Compraram em junho de 2016, mas desde novembro de 2015 que estavam em contacto com os serviços municipais. “A reunião de abril do ano passado, que deu origem a muitas notícias, foi a última antes da aprovação”, detalha Jorge Capelo.

O gabinete do vereador do Urbanismo, Manuel Salgado, não respondeu a um pedido de informação enviado pelo Observador a 13 de abril.

“Procedemos de forma muito lógica. Pedimos ao historiador José Maria Lopo de Carvalho para fazer um estudo e identificar a beleza original do Odeon. Fomos buscar fotos dos anos 30 e é por isso que até vamos conseguir repor candeeiros de rua idênticos aos originais”, afirma Julien Dufour. “Em 2016 havia uma projeto pré-aprovado pela Câmara que implicava a construção de um centro comercial. Só ficaria a fachada e todo o interior seria feito de raiz. Também não concordávamos com isso, por isso quisemos começar do zero, com um arquiteto nosso, para criarmos um projeto que mantivesse a alma do edifício.”

Vandalismo em edifício não classificado

Neste momento, o estado de degradação é avançado. A fachada está coberta por uma rede de proteção e ostenta uma lona da Odeon Properties. A alvenaria está a ceder, com vigas de metal à vista, ervas nas varandas, vidros partidos, portas entaipadas e com grafitos. A parte de dentro mantém bancadas e palco, mas as madeiras estão a apodrecer e há sinais de vandalismo. “O interior é notável pela sua grande cobertura em madeira escura, pelo seu palco de frontão ‘art déco’, pelos sumptuosos e volumosos camarotes e pelo lustre central, irradiando néones”, dizem informações da DGCP, já desatualizadas devido à decadência acelerada.

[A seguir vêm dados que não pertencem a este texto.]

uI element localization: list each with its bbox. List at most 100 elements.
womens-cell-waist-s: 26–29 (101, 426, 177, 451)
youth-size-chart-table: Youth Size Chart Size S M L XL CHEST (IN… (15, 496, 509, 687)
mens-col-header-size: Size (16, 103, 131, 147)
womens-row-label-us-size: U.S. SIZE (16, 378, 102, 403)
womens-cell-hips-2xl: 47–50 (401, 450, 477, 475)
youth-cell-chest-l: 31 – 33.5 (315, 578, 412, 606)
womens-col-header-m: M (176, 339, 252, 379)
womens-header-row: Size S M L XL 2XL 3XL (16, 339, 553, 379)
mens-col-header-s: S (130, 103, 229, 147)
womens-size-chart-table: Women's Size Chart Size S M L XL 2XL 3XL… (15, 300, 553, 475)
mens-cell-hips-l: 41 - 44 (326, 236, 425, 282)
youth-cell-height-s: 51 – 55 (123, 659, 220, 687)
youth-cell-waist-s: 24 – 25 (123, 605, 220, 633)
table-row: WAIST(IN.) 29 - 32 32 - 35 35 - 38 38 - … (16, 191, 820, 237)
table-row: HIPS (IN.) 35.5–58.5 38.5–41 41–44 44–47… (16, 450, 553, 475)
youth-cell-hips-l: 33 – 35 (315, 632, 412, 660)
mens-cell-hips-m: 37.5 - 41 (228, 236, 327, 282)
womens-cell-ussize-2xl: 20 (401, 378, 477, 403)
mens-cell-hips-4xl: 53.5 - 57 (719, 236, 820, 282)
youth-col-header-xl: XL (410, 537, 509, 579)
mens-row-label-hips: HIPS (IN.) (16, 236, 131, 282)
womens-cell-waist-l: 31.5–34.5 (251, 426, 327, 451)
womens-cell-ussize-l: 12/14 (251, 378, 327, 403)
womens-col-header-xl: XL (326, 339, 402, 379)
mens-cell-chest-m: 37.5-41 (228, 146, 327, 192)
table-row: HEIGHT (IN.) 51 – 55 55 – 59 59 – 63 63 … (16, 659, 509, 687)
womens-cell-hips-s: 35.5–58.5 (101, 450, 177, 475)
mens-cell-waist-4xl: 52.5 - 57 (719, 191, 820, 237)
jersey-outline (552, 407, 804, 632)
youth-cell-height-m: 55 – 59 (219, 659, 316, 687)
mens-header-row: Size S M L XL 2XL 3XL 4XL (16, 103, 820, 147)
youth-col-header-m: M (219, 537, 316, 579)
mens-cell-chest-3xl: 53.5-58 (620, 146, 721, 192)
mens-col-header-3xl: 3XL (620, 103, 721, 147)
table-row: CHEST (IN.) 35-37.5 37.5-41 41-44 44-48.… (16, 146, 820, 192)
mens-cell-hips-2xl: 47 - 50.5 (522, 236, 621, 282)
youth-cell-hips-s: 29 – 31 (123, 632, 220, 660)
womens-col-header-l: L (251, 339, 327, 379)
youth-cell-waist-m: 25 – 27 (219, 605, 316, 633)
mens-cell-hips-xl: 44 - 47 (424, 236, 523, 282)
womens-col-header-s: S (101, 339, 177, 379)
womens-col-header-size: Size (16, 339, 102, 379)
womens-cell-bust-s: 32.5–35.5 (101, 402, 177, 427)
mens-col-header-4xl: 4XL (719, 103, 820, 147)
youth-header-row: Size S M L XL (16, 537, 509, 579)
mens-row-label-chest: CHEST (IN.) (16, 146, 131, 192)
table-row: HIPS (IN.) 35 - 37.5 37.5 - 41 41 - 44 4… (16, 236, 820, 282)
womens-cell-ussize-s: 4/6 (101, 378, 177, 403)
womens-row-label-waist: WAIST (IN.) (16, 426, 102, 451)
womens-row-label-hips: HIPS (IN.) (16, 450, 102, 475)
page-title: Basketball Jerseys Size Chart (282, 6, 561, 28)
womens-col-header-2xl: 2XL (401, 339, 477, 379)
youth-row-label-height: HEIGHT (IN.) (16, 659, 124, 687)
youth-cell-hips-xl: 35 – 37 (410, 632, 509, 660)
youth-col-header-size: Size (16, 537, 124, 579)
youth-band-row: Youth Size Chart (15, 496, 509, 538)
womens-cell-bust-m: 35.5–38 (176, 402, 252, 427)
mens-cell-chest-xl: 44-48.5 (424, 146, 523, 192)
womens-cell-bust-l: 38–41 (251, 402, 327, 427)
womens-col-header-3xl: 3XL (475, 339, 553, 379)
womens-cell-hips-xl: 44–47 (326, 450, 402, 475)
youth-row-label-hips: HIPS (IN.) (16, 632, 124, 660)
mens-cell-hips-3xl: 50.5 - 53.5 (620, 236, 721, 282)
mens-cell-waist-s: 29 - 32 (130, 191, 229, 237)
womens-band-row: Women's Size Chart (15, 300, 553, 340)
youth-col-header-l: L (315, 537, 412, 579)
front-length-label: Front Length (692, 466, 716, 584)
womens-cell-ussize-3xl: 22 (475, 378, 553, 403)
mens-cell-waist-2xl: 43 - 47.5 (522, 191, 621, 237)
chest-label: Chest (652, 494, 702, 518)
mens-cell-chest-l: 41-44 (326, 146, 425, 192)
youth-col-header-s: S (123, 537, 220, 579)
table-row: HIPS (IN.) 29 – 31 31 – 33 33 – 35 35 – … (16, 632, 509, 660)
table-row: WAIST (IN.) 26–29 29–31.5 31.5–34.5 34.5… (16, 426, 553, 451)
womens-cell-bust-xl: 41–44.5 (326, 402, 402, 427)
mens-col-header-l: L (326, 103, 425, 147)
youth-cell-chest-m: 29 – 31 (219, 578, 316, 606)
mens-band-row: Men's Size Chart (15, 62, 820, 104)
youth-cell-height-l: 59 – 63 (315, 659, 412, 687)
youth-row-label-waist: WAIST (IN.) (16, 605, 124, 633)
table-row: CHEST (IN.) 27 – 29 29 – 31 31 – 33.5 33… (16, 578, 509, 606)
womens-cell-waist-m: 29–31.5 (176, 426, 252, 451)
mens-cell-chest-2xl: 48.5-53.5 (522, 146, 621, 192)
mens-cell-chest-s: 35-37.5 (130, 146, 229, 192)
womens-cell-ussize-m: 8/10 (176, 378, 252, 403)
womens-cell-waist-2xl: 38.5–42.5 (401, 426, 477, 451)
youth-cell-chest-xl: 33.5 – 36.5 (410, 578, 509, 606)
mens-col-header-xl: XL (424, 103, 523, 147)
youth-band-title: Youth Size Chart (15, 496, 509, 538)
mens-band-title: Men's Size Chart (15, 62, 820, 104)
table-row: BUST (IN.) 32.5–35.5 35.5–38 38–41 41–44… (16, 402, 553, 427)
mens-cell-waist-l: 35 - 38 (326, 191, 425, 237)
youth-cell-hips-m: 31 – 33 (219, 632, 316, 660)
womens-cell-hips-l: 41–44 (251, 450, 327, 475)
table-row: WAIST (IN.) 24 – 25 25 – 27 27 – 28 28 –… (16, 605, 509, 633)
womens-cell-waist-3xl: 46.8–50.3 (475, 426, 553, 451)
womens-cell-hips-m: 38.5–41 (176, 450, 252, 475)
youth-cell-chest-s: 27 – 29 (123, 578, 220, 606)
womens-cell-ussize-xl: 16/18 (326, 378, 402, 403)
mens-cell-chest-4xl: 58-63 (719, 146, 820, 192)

O edifício não está classificado pelo Estado, apesar de um pedido de 2004 do Movimento Fórum Cidadania Lisboa, entretanto arquivado, que pedia o reconhecimento como Imóvel de Interesse Público. De acordo com dados atuais da DGCP, o Odeon é abrangido por três níveis de proteção legal: Conjunto de Interesse Público da Avenida da Liberdade, Zona Geral de Proteção da Lisboa Pombalina e Zona Geral de Proteção do Cinema Politeama (este, sim, considerado Imóvel de Interesse Público).

Nos últimos dois anos, a Odeon Properties tem cedido o espaço para filmagens e produções e recebeu jantares da agência criativa Silver Spoon. A sala serviu também de cenário para a banda portuguesa Dead Combo gravar um teledisco e fazer fotografias para o novo álbum, que se chama precisamente “Odeon Hotel”.

Quando a reconstrução estiver terminada, daqui a dois anos, a área envolvente deverá estar muito diferente do que é agora. Poderá surgir um hotel frente ao Odeon, enquanto na Rua das Portas de Santo Antão decorrem obras no Palácio da Anunciada, colado ao Ateneu Comercial de Lisboa, para um hotel de cinco estrelas da cadeia espanhola H10 Hotels. Quanto ao futuro restaurante do rés-do-chão, os proprietários querem arrendá-lo e segundo Jorge Capelo este terá “preços acessíveis, para permitir que o Odeon seja visitado por todos os turistas e residentes”.